„Haben große Sorge, dass sich transpower über Abstand hinwegsetzt!“

Die Hahäuser BI-Mitstreiter Jan W. Schut, Eckhardt Ohlendorf und Bernd Taufall (von links).
 
Für die Mitglieder der Bürgerinitiative des knapp 900-Seelen-Dorfes ist es eine Horrorvorstellung, dass die 380-kV-Höchstspannungsleitung Hahausen tangieren könnte.

Bürgerinitiative Hahausen „auf der Hut“

Nachdem das Raumordnungsverfahren in Sachen 380 kv-Höchstspannungsverbindung Wahle -Mecklar für den niedersächsischen Abschnitt eingeleitet worden ist (der „Beobachter“ berichtete, die Red.), können sich die Bürgerinnen und Bürger anhand der Verfahrensunterlagen mit der Planung vertraut machen. In der Samtgemeinde Lutter am Barenberge liegen die Materialien in der Zeit vom 14. Juni bis 26. Juli zu den bekannten Öffnungszeiten des Rathauses in Lutter aus. Der Vorhabensträger – „transpower“ – hat unter anderem folgende Unterlagen vorgelegt: „Erläuterungsbericht und allgemeinverständliche Zusammenfassung“, „Vorgelagerte Trassenfindung“, „Umweltverträglichkeitsstudie“, „Raumverträglichkeitsstudie“ und „Kartenband“ zur UVS und RVS.

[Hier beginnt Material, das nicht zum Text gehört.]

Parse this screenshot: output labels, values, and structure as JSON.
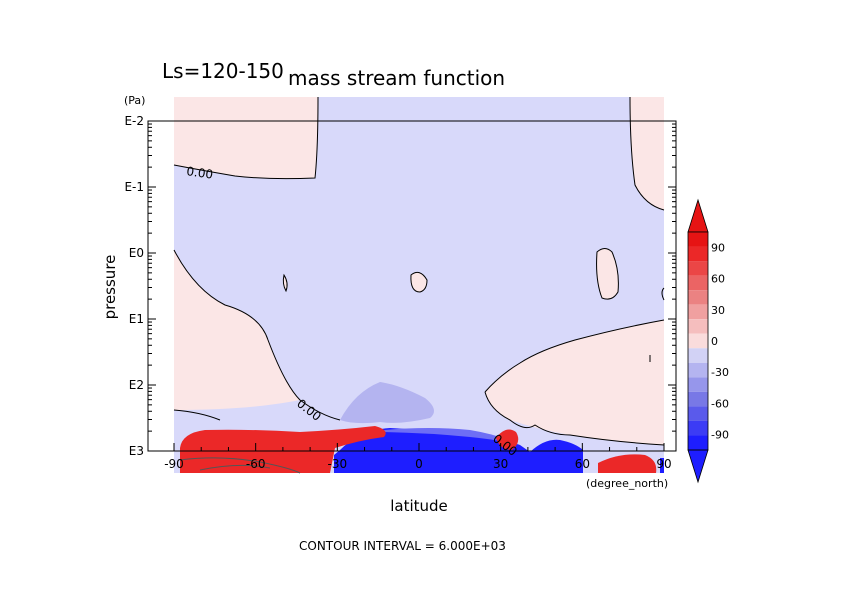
{
  "chart_data": {
    "type": "heatmap",
    "title_left": "Ls=120-150",
    "title": "mass stream function",
    "xlabel": "latitude",
    "ylabel": "pressure",
    "y_unit": "(Pa)",
    "x_unit": "(degree_north)",
    "xlim": [
      -90,
      90
    ],
    "x_ticks": [
      "-90",
      "-60",
      "-30",
      "0",
      "30",
      "60",
      "90"
    ],
    "ylim": [
      "E-2",
      "E3"
    ],
    "y_scale": "log",
    "y_ticks": [
      "E-2",
      "E-1",
      "E0",
      "E1",
      "E2",
      "E3"
    ],
    "contour_labels": [
      "0.00",
      "0.00",
      "0.00"
    ],
    "colorbar": {
      "levels": [
        "-90",
        "-60",
        "-30",
        "0",
        "30",
        "60",
        "90"
      ],
      "colors": [
        "#1e1eff",
        "#3c3cf5",
        "#5a5aeb",
        "#7878e6",
        "#9696eb",
        "#b4b4f0",
        "#d2d2f5",
        "#fadcdc",
        "#f5bebe",
        "#f0a0a0",
        "#eb8282",
        "#eb6464",
        "#eb4646",
        "#eb2828",
        "#e61414"
      ],
      "extend": "both"
    },
    "footer": "CONTOUR INTERVAL = 6.000E+03"
  }
}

Mit diesen Unterlagen wird sich auch und gerade der Vorstand der Bürgerinitiative Hahausen intensiv befassen und in Kürze die Einwohnerschaft zu einer Informationsveranstaltung zum Stand der Dinge in Sachen 380-kV-Höchstleistung einladen. Die BI Hahausen gehört zu jenen Organisationen, die sich überall in der Region gebildet haben, bestimmte Trassenführungen ablehnen beziehungsweise Erdverkabelung fordern, um die Belastungen für die Menschen und den Zerstörungsprozess an Natur, Umwelt und Landschaft so gering wie möglich zu halten.

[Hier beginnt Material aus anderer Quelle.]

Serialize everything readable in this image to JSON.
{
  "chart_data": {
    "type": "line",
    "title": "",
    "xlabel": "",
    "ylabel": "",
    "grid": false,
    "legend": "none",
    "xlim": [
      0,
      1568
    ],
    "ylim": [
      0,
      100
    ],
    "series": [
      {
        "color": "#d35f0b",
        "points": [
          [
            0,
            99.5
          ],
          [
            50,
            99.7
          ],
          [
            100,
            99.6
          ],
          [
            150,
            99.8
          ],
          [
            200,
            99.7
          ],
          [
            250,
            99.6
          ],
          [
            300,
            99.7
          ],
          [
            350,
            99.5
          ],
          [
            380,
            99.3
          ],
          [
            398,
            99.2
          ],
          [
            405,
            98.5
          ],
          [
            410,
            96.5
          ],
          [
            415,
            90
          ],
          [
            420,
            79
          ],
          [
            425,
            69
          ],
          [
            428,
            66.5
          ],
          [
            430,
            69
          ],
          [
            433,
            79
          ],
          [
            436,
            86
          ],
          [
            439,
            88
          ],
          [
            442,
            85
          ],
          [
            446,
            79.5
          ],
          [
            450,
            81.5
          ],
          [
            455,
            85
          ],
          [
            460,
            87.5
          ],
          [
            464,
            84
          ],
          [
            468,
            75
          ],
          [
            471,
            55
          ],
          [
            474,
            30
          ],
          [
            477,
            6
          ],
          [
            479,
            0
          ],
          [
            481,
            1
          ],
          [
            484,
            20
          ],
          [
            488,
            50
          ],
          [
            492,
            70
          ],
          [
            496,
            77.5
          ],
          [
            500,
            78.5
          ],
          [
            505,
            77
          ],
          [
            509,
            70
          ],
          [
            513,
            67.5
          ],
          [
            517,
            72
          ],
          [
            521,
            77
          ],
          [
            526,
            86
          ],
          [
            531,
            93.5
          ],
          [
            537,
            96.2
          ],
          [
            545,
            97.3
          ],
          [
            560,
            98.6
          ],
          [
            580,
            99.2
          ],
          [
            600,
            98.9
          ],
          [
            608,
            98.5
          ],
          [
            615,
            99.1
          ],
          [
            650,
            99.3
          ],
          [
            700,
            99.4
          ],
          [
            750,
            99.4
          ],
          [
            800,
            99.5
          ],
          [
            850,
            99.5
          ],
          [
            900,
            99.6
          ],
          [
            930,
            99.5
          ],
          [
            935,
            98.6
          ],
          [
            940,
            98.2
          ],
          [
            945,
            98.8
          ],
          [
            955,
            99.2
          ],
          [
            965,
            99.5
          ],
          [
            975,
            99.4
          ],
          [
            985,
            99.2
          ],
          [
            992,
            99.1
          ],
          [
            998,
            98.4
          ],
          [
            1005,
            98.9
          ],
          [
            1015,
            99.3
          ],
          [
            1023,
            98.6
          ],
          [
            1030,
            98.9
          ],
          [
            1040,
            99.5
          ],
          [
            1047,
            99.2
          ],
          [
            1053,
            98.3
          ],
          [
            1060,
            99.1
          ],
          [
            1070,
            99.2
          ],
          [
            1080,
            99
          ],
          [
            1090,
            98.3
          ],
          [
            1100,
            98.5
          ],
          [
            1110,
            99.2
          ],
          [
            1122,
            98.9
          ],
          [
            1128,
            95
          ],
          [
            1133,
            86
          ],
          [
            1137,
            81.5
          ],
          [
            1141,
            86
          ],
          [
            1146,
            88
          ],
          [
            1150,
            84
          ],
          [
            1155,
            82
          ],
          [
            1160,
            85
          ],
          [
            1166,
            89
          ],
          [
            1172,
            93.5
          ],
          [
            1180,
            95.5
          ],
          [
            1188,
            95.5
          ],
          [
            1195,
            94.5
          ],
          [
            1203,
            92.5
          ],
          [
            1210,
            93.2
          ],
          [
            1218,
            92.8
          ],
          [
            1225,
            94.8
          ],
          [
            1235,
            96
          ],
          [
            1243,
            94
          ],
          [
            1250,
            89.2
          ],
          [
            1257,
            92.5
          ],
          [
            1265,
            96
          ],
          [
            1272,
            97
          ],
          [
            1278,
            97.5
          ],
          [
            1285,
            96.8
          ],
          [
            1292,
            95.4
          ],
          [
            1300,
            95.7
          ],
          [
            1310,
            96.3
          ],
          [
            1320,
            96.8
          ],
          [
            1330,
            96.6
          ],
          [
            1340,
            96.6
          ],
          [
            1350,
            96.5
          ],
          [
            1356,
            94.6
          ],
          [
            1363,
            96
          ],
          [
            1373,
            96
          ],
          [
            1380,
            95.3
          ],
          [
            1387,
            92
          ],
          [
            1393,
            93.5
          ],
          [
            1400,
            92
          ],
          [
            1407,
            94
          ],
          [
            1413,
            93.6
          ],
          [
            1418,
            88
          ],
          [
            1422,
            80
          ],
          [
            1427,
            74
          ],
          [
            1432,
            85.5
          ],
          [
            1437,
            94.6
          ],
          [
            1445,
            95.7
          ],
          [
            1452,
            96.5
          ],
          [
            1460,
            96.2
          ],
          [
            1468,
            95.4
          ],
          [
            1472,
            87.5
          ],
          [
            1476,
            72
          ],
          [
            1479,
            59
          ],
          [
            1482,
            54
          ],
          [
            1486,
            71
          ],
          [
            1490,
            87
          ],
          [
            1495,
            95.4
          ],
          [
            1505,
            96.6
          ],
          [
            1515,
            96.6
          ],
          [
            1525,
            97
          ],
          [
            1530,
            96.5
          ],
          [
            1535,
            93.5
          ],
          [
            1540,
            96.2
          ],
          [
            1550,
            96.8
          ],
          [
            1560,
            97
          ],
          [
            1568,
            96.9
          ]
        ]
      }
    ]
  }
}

Die Bürgerinitiative Hahausen hat in den vergangenen Wochen und Monaten mit anderen BIs kommuniziert und auch an einer Info-Veranstaltung des „e.on“-Nachfolgers „transpower“ teilgenommen, der bekanntlich in den Antragsunterlagen zum Raumordnungsverfahren keine Erdverkabelungsabschnitte dargestellt hat. Eine Tatsache, die die Bürgerinitiativen, die in den Bereichen möglicher Trassenführungen vielfältige Aktivitäten freisetzen, massiv kritisiert haben.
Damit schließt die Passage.